Sur les autres demandes

La cour confirme le jugement s’agissant de la condamnation prononcée sur le fondement de l’article 700 du code de procédure civile et condamne en outre l’employeur à payer à M. X une somme de 1500 € pour les frais irrépétibles exposés par lui en cause d’appel.

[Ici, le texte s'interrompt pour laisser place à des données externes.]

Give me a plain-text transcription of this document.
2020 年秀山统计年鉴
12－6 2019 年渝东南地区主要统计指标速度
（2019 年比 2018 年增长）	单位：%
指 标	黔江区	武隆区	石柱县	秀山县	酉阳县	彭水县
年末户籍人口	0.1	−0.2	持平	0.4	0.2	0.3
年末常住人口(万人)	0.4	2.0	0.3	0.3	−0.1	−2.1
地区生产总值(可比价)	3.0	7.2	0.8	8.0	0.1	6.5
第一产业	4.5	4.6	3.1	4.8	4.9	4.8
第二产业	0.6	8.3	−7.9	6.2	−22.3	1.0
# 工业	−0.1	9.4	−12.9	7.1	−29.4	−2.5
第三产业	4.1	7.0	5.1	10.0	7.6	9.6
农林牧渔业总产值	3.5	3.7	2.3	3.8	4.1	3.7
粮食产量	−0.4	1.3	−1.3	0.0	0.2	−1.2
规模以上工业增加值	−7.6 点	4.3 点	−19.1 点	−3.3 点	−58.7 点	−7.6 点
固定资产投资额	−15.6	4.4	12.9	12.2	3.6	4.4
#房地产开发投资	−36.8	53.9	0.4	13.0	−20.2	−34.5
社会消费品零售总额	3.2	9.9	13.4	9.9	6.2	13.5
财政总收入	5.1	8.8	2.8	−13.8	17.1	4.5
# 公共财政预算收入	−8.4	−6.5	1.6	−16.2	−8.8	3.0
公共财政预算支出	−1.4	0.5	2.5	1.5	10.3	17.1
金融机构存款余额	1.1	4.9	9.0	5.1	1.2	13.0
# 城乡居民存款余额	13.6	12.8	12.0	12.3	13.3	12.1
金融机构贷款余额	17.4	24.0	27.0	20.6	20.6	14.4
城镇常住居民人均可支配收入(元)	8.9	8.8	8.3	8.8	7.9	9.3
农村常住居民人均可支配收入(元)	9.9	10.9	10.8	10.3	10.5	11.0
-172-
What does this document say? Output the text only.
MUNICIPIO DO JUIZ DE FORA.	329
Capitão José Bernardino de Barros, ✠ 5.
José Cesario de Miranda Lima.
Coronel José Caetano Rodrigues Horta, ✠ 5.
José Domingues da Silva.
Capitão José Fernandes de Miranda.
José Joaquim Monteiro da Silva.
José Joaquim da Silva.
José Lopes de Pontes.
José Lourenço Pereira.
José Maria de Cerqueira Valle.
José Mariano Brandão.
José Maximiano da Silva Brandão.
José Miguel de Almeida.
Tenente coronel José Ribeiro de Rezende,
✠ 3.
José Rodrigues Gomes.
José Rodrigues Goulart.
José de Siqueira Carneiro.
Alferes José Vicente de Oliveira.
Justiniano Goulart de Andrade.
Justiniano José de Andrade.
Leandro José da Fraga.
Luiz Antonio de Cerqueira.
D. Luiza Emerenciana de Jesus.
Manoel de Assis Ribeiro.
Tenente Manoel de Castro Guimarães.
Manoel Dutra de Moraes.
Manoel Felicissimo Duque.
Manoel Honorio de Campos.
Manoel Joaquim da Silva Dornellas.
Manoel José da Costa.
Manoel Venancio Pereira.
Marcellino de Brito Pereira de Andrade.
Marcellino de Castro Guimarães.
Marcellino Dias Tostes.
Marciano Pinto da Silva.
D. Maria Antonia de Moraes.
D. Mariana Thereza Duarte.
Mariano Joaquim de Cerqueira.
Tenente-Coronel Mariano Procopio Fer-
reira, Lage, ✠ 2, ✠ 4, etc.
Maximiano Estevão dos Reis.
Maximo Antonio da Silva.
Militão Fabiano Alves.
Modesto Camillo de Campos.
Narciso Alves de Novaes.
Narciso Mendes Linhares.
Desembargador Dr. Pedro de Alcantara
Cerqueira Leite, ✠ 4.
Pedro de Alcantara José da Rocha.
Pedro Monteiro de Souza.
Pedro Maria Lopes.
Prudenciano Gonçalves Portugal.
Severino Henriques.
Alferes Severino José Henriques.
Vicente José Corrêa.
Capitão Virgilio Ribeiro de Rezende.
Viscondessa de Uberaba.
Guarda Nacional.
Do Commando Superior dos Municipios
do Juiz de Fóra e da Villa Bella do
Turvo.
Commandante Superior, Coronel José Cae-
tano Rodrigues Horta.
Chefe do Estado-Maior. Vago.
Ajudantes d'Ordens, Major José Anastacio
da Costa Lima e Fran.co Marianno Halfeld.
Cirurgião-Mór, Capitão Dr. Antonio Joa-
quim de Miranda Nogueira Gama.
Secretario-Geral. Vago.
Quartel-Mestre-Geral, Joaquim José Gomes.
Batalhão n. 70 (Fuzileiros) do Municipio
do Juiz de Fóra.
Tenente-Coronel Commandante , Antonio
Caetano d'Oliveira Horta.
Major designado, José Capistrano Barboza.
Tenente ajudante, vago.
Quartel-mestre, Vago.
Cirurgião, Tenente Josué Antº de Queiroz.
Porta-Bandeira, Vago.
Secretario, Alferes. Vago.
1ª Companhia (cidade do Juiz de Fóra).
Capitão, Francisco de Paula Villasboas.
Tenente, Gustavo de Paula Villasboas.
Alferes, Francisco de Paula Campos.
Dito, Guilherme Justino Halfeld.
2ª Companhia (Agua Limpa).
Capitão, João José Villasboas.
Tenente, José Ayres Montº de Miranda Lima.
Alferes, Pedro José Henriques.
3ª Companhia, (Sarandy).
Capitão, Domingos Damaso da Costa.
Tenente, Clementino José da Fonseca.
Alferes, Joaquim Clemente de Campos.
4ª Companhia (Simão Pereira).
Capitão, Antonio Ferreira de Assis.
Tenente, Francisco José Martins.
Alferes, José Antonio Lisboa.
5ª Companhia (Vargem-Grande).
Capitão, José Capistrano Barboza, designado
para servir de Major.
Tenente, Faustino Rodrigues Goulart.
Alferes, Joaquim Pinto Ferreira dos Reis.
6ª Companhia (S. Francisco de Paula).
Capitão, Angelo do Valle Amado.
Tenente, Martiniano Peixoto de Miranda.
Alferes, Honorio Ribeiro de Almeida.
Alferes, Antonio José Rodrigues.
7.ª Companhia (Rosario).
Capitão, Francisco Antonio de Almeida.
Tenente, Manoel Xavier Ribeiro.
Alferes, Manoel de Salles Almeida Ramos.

La société CMA CGM supportera les entiers dépens.

PAR CES MOTIFS

LA COUR, statuant par arrêt contradictoire, par mise à disposition au greffe, les parties en ayant été préalablement avisées dans les conditions prévues à l’article 450 du code de procédure civile, en matière prud’homale,

Confirme le jugement du 2 septembre 2015 sauf en ce qu’il a dit que le licenciement repose sur une cause réelle et sérieuse ,

Statuant à nouveau et y ajoutant,

Dit prescrits les faits fautifs reprochés et le licenciement sans cause réelle et sérieuse ,

Condamne la société CMA CGM à payer à Y X une somme de 80 000 € à titre de dommages et intérêts ,

Condamne la société CMA CGM à payer à Y X une somme de 1500 € sur le fondement de l’article 700 du code de procédure civile,

Condamne la société CMA CGM aux dépens d’appel.